What works about Drucker’s approach, is that it is grounded in having the right information, executing through actionable steps and accountability to the plan. As Drucker says, “leaders, they get the right things done, in the right ways. So if you don’t have the ‘right stuff’, then you can practice the following behaviors and rise to become a leader in your organization.” There is a “we” the organization mentality that is more holistic than the traditional focus on “I”. There is also the emphasis to focus on opportunities, and not problems, and personal accountability for decisions and communications. As you can probably already see, this model places the focus of leadership on the effective management of everything that drives towards consistent performance outcomes and results. Needless to say, the 8 practices of leadership, is a very behavioral model that engenders trust through disciplined action.
As previously stated, this model does broaden the conceptualization of who can be a leader to people previously not considered one, but it is very much grounded in the Corporate Mindset:
- It promotes a mastery of one-size-fits all leadership that can lead to a rather superficial façade that mimics pseudo-transformational leadership (connection, but no action), just in the opposite way (e.g., action, but no connection).
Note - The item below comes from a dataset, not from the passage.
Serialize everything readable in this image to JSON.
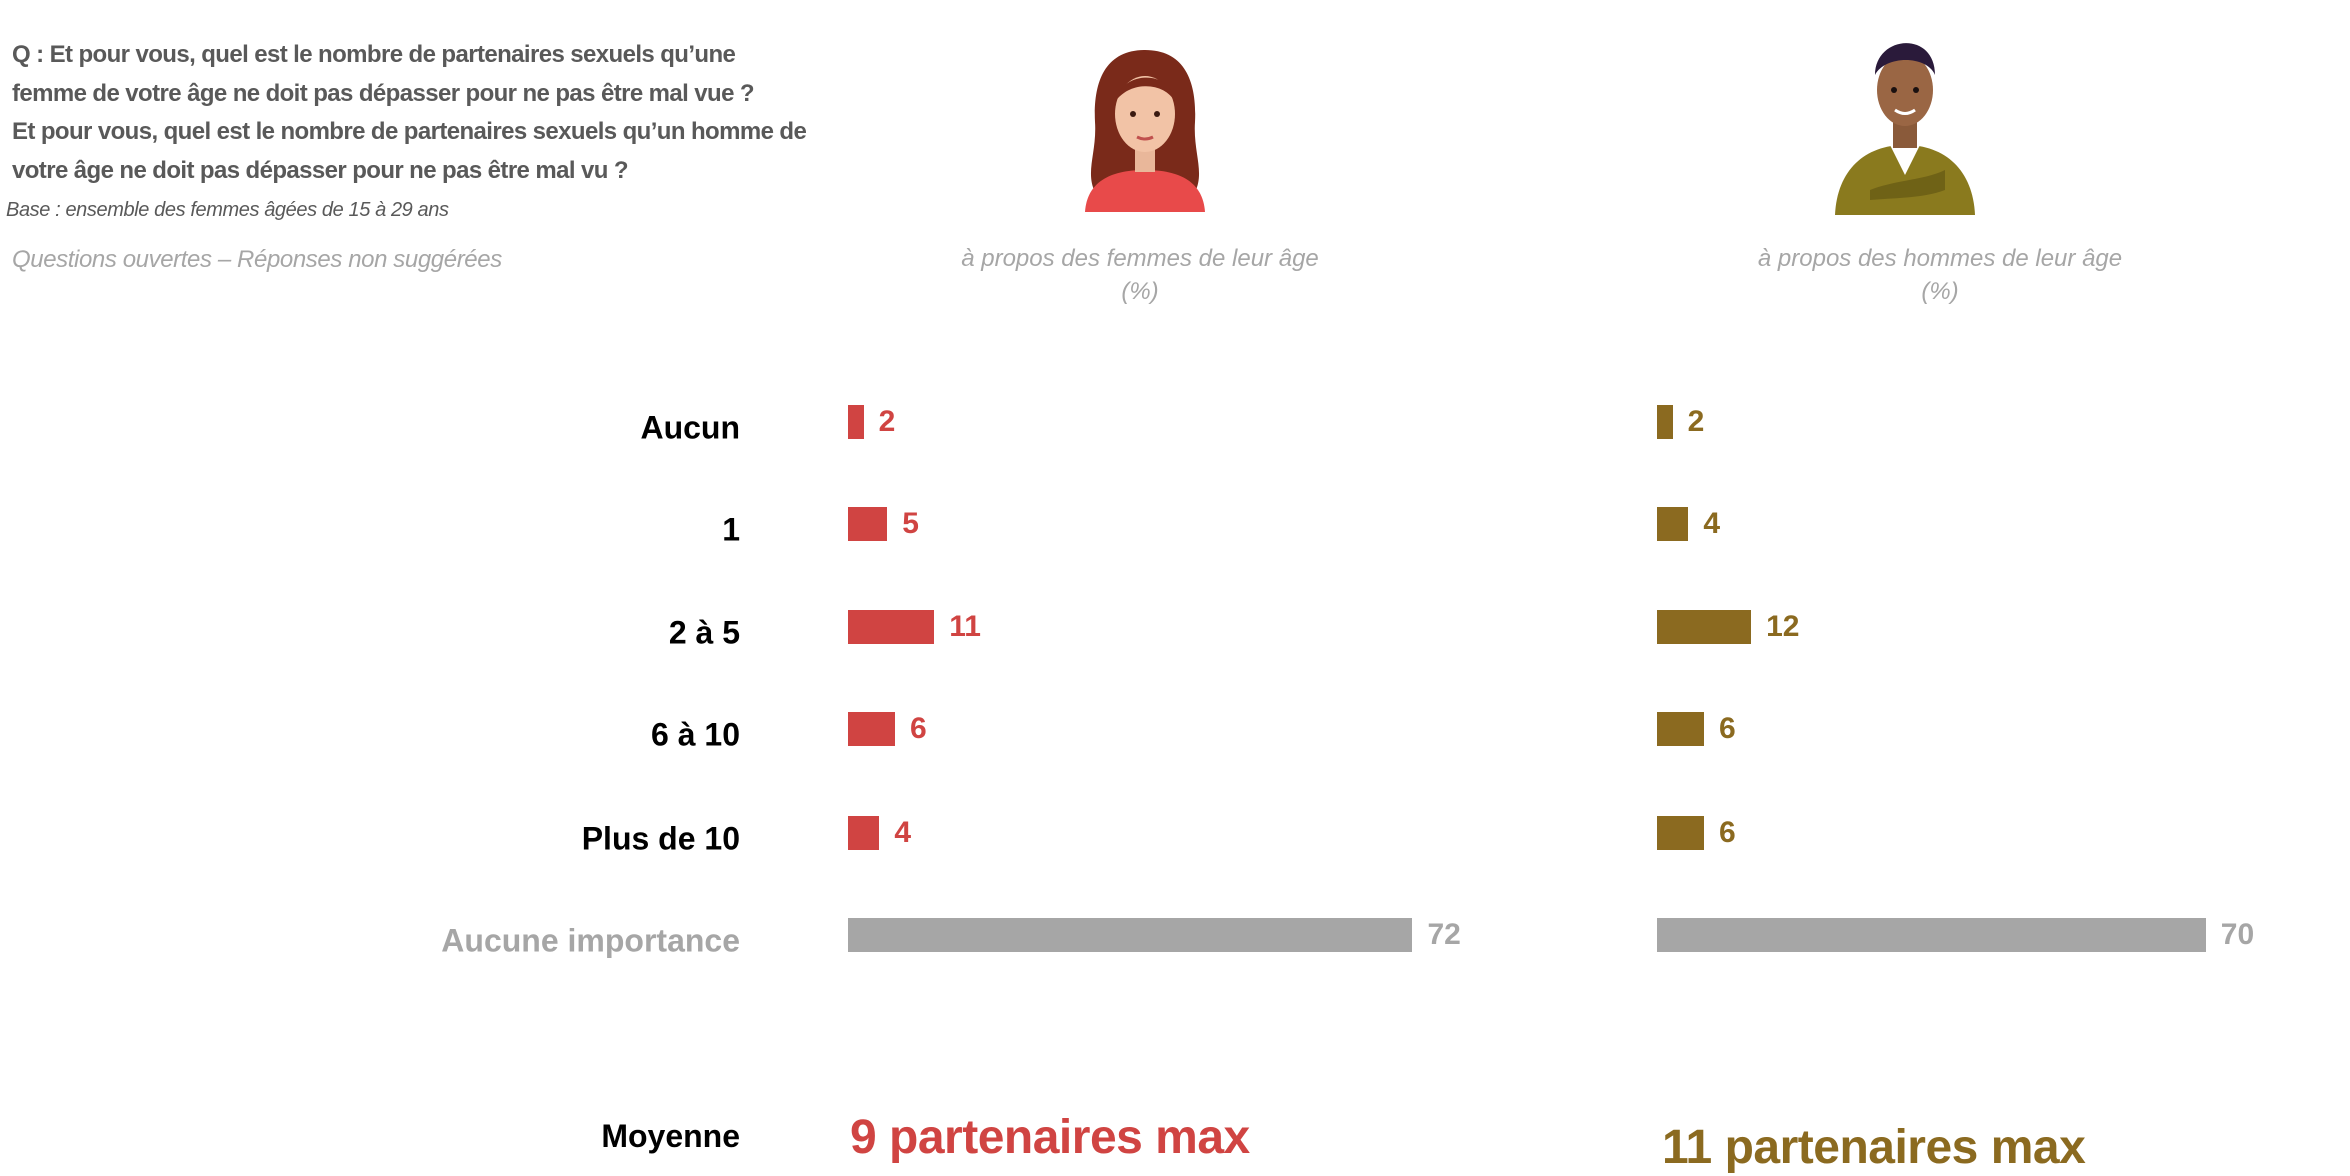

- The focus of success is internal to the organization with little information connected to humanity or accountability for how results play out in the outside world. As long as business inside the walls is tracking well, one will be promoted and isn’t that a grand sign of leadership?!
- The collection of information and determination of the opportunity is the purview of the leader, but defining opportunity must be done through consensus or risks selection bias.
- There is accountability, but not a collective responsibility that engages the entire team in leading well.
“Production by machine had led to the peculiar illusion that the road to excellence is straight and pleasant…thinking in the industrialized world covets no failures and knows no excellence.”Erich Fromm
This model is highly applicable, but primarily for those who are tracking towards a designated position of leadership within an organization and not becoming a leader. Executive models of leadership can be dangerous because they track people towards a position, title, and pay. Leadership is about being a leader, anywhere and everywhere, regardless of pay. It is about having an authentic model and more personalized brand of leadership that is centered on your strengths that can then be applied to all situations and opportunities in life, inside and outside of work or the corporation. Tracking the behaviors of executives by rank and title is superficial, and a poor indicator of success. Only in the linear illusion of success does this matter. Such a myopic view of leadership can lead to high performers who have no soulful connection to the vision, the work, the team, or the organization.